In common parlance, it’s known as peer pressure. And it apparently influences electricity-consumption habits just as it shapes taste in clothing, popular music and SUVs. More than 75 utilities in the nation now send these customized shame sheets to some 14 million customers.
“We know that customers compare bills,” said Duke spokeswoman Paige Layne. “What we find is that customers who are not as efficient as their neighbors make changes to keep up with the Joneses.”
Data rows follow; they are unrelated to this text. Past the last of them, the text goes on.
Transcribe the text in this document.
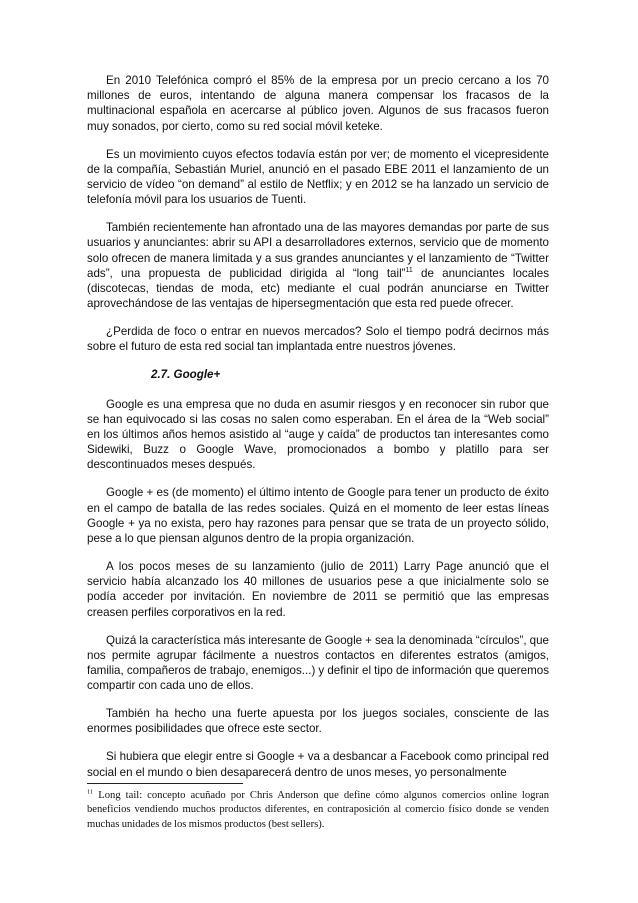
En 2010 Telefónica compró el 85% de la empresa por un precio cercano a los 70 millones de euros, intentando de alguna manera compensar los fracasos de la multinacional española en acercarse al público joven. Algunos de sus fracasos fueron muy sonados, por cierto, como su red social móvil keteke.

Es un movimiento cuyos efectos todavía están por ver; de momento el vicepresidente de la compañía, Sebastián Muriel, anunció en el pasado EBE 2011 el lanzamiento de un servicio de vídeo “on demand” al estilo de Netflix; y en 2012 se ha lanzado un servicio de telefonía móvil para los usuarios de Tuenti.

También recientemente han afrontado una de las mayores demandas por parte de sus usuarios y anunciantes: abrir su API a desarrolladores externos, servicio que de momento solo ofrecen de manera limitada y a sus grandes anunciantes y el lanzamiento de “Twitter ads”, una propuesta de publicidad dirigida al “long tail”$^{11}$ de anunciantes locales (discotecas, tiendas de moda, etc) mediante el cual podrán anunciarse en Twitter aprovechándose de las ventajas de hipersegmentación que esta red puede ofrecer.

¿Perdida de foco o entrar en nuevos mercados? Solo el tiempo podrá decirnos más sobre el futuro de esta red social tan implantada entre nuestros jóvenes.

2.7. Google+

Google es una empresa que no duda en asumir riesgos y en reconocer sin rubor que se han equivocado si las cosas no salen como esperaban. En el área de la “Web social” en los últimos años hemos asistido al “auge y caída” de productos tan interesantes como Sidewiki, Buzz o Google Wave, promocionados a bombo y platillo para ser descontinuados meses después.

Google + es (de momento) el último intento de Google para tener un producto de éxito en el campo de batalla de las redes sociales. Quizá en el momento de leer estas líneas Google + ya no exista, pero hay razones para pensar que se trata de un proyecto sólido, pese a lo que piensan algunos dentro de la propia organización.

A los pocos meses de su lanzamiento (julio de 2011) Larry Page anunció que el servicio había alcanzado los 40 millones de usuarios pese a que inicialmente solo se podía acceder por invitación. En noviembre de 2011 se permitió que las empresas creasen perfiles corporativos en la red.

Quizá la característica más interesante de Google + sea la denominada “círculos”, que nos permite agrupar fácilmente a nuestros contactos en diferentes estratos (amigos, familia, compañeros de trabajo, enemigos...) y definir el tipo de información que queremos compartir con cada uno de ellos.

También ha hecho una fuerte apuesta por los juegos sociales, consciente de las enormes posibilidades que ofrece este sector.

Si hubiera que elegir entre si Google + va a desbancar a Facebook como principal red social en el mundo o bien desaparecerá dentro de unos meses, yo personalmente

$^{11}$ Long tail: concepto acuñado por Chris Anderson que define cómo algunos comercios online logran beneficios vendiendo muchos productos diferentes, en contraposición al comercio físico donde se venden muchas unidades de los mismos productos (best sellers).
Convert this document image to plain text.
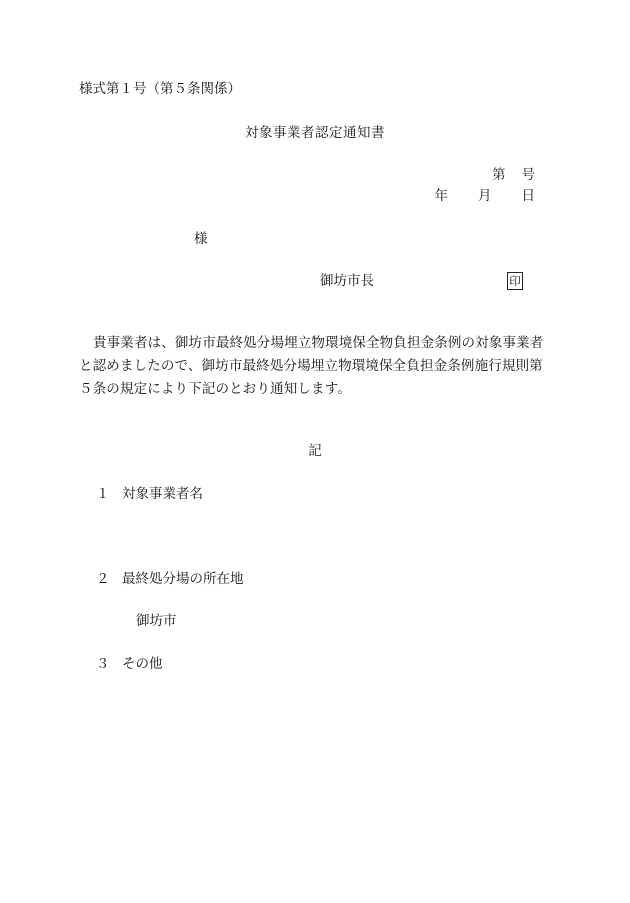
様式第１号（第５条関係）
対象事業者認定通知書
第 号
年 月 日
様
御坊市長	印
貴事業者は、御坊市最終処分場埋立物環境保全物負担金条例の対象事業者と認めましたので、御坊市最終処分場埋立物環境保全負担金条例施行規則第５条の規定により下記のとおり通知します。
記
１ 対象事業者名
２ 最終処分場の所在地
御坊市
３ その他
Progress Energy introduced a similar program last year on a limited basis to 50,000 customers. Duke is more ambitious: Later this year the company plans to start mailing out energy reports to all eligible residential customers in the state, or 500,000 households. Duke has about 1.9 million total customers in North Carolina, including about 180,000 in Durham, Chapel Hill and other parts of the western Triangle.
The neighbors are not identified by name or address – they are composites of area homes that share a similar profile. But for some that’s sufficient to take action so as not to be an outlier.
The expected savings are about 2 percent a year, or about $20 annually, Layne said. That’s based on pilot projects in South Carolina and Ohio with 18,600 customers. Progress has experienced similar savings since introducing its program in July 2011.
Duke will target residential customers on a single utility meter, who have at least 12 months of usage, and are not participating in other energy-efficiency programs.
Raleigh-based Progress has about 46,000 households in its program. Some asked the company to stop sending the reports, but most dropped out because they moved away, said spokesman Jeff Brooks.
Customers don’t apply for this program – they receive automatic mailers. Their usage is compared with similar homes by size and age and location. The data are crunched by a multi-variable regression analysis and customized to each customer, according to a white paper written by developers of the energy-efficiency program at Arlington, Va.-based Opower.
The company administers more than 75 utility programs, including Progress Energy’s, said Opower spokeswoman Carly Llewellyn. Customers include Baltimore Gas & Electric, Pacific Gas & Electric, Orlando Utilities Commission, National Grid and Gulf Power.
Opower’s mailers show a house labeled “YOU” next to a house labeled “All Neighbors,” leaving no mistake as to which is the energy hog and which one has energy smarts. The mailers include energy conservation tips and information about cash incentives for buying energy-efficient appliances.
A typical mailer might say: “Last winter, you used 27% MORE energy on heating than your neighbors.”
Tapping into emotional insecurity as an energy resource draws on the work of famed marketing researcher Robert Cialdini of Arizona State University and author of the best-seller “Influence: The Psychology of Persuasion.”
His research showed that most people are not motivated by cutting utility bills or helping the environment or some other rational goal. Most are preoccupied by their peers, a psychological weakness that determines their self-esteem and steers many life decisions.